Patients that meet the criteria for febrile neutropenia require urgent evaluation. The purpose of initial evaluation is twofold: (1) assess for the presence and site of infection and (2) determine the risk of significant infection-related complications. Evaluation begins with a thorough history and meticulous physical examination. Among immunocompromised patients, the classic signs and symptoms of infection are unreliable. A complete head-to-toe examination should be undertaken wherein every minor finding suspicious as a site or route of infection is investigated further. The gastrointestinal tract, lungs, skin, mouth, and pharynx deserve special consideration since endogenous flora originating from these sites account for the majority of neutropenic infections (Marchetti and Calandra 2004; Crawford et al. 2004). Careful evaluation of surgical scars, biopsy sites and venous catheter sites, if present, should also be made. The perineum and perianal region are often overlooked sites of infection that require careful inspection and palpation.
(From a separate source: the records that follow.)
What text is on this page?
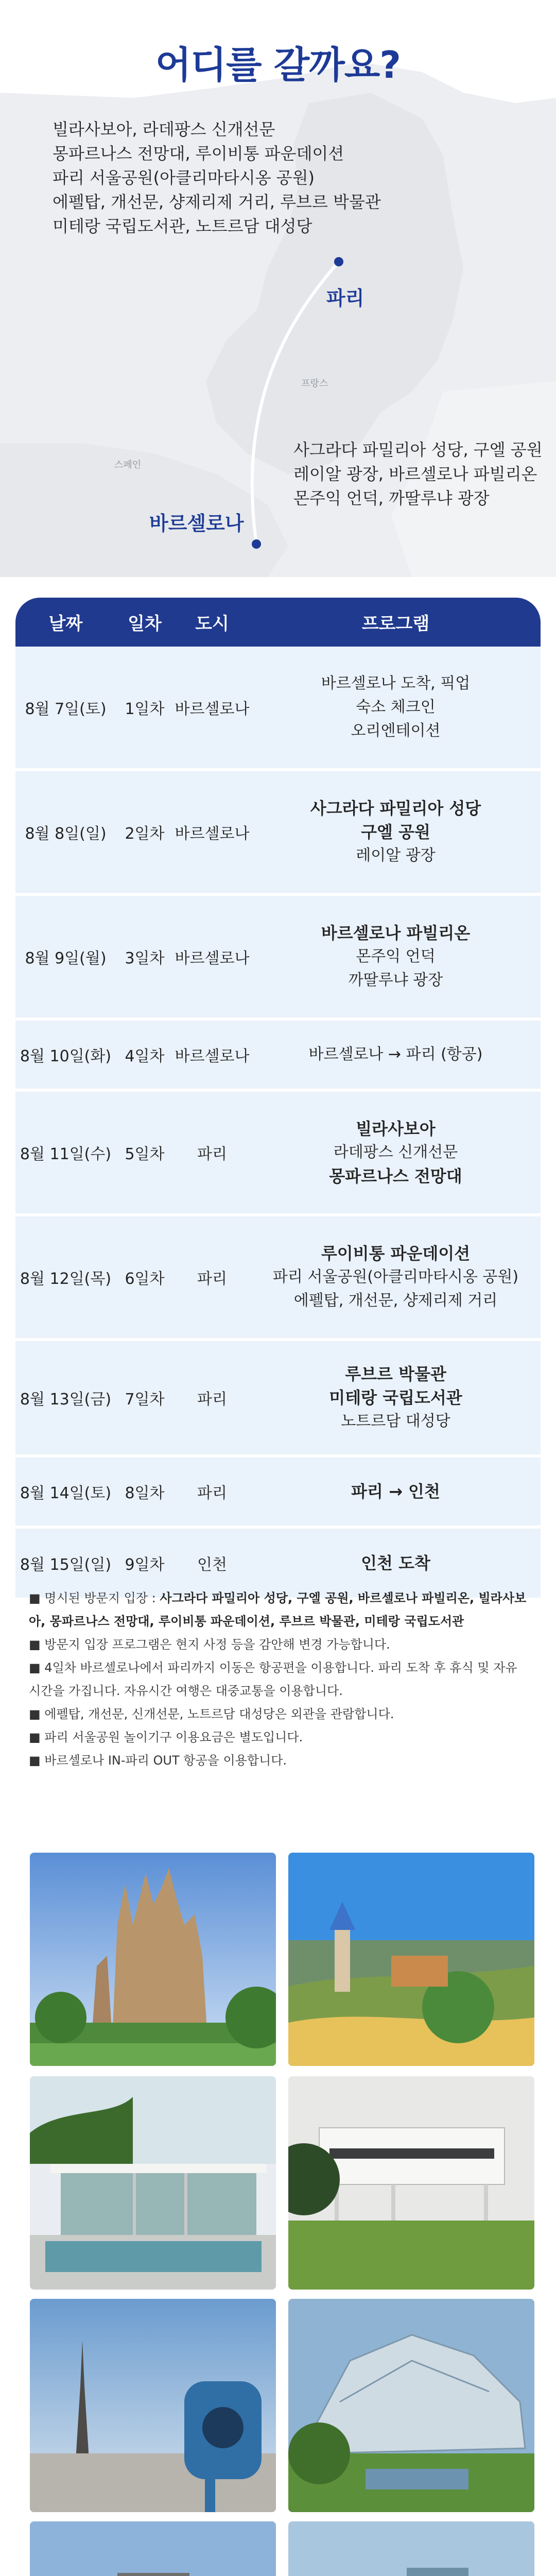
어디를 갈까요?
빌라사보아, 라데팡스 신개선문
몽파르나스 전망대, 루이비통 파운데이션
파리 서울공원(아클리마타시옹 공원)
에펠탑, 개선문, 샹제리제 거리, 루브르 박물관
미테랑 국립도서관, 노트르담 대성당
파리
프랑스
스페인
사그라다 파밀리아 성당, 구엘 공원
레이알 광장, 바르셀로나 파빌리온
몬주익 언덕, 까딸루냐 광장
바르셀로나
날짜	일차	도시	프로그램
8월 7일(토)	1일차 바르셀로나
바르셀로나 도착, 픽업
숙소 체크인
오리엔테이션
8월 8일(일)	2일차 바르셀로나
사그라다 파밀리아 성당
구엘 공원
레이알 광장
8월 9일(월)	3일차 바르셀로나
바르셀로나 파빌리온
몬주익 언덕
까딸루냐 광장
8월 10일(화) 4일차 바르셀로나	바르셀로나 → 파리 (항공)
8월 11일(수) 5일차	파리
빌라사보아
라데팡스 신개선문
몽파르나스 전망대
8월 12일(목) 6일차	파리
루이비통 파운데이션
파리 서울공원(아클리마타시옹 공원)
에펠탑, 개선문, 샹제리제 거리
8월 13일(금) 7일차	파리
루브르 박물관
미테랑 국립도서관
노트르담 대성당
8월 14일(토) 8일차	파리	파리 → 인천
8월 15일(일) 9일차	인천	인천 도착

■ 명시된 방문지 입장 : 사그라다 파밀리아 성당, 구엘 공원, 바르셀로나 파빌리온, 빌라사보아, 몽파르나스 전망대, 루이비통 파운데이션, 루브르 박물관, 미테랑 국립도서관

■ 방문지 입장 프로그램은 현지 사정 등을 감안해 변경 가능합니다.

■ 4일차 바르셀로나에서 파리까지 이동은 항공편을 이용합니다. 파리 도착 후 휴식 및 자유시간을 가집니다. 자유시간 여행은 대중교통을 이용합니다.

■ 에펠탑, 개선문, 신개선문, 노트르담 대성당은 외관을 관람합니다.

■ 파리 서울공원 놀이기구 이용요금은 별도입니다.

■ 바르셀로나 IN-파리 OUT 항공을 이용합니다.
The initial laboratory evaluation includes a CBC and differential, electrolytes, BUN, creatinine, liver function studies, as well as cultures of blood (two sites) and urine. Sputum, cerebral spinal fluid, skin lesions, and stool should also be cultured if there is clinical suspicion of infection involving these sites. Most recommend obtaining a plain chest radiograph in all patients regardless of clinical findings. Ambulatory patients without clinical signs of pulmonary infection do not routinely require imaging of the chest because it is often of low diagnostic yield (Oude Nijhuis 2003; Sipsas et al. 2005). Laboratory and radiologic examinations maybe insensitive markers of infection in the setting of neutropenia. As an example, up to 89 % of febrile neu-tropenic patients with urinary tract infection lack py-uria and 40 % of patients with pneumonia will have no abnormal findings on chest radiography.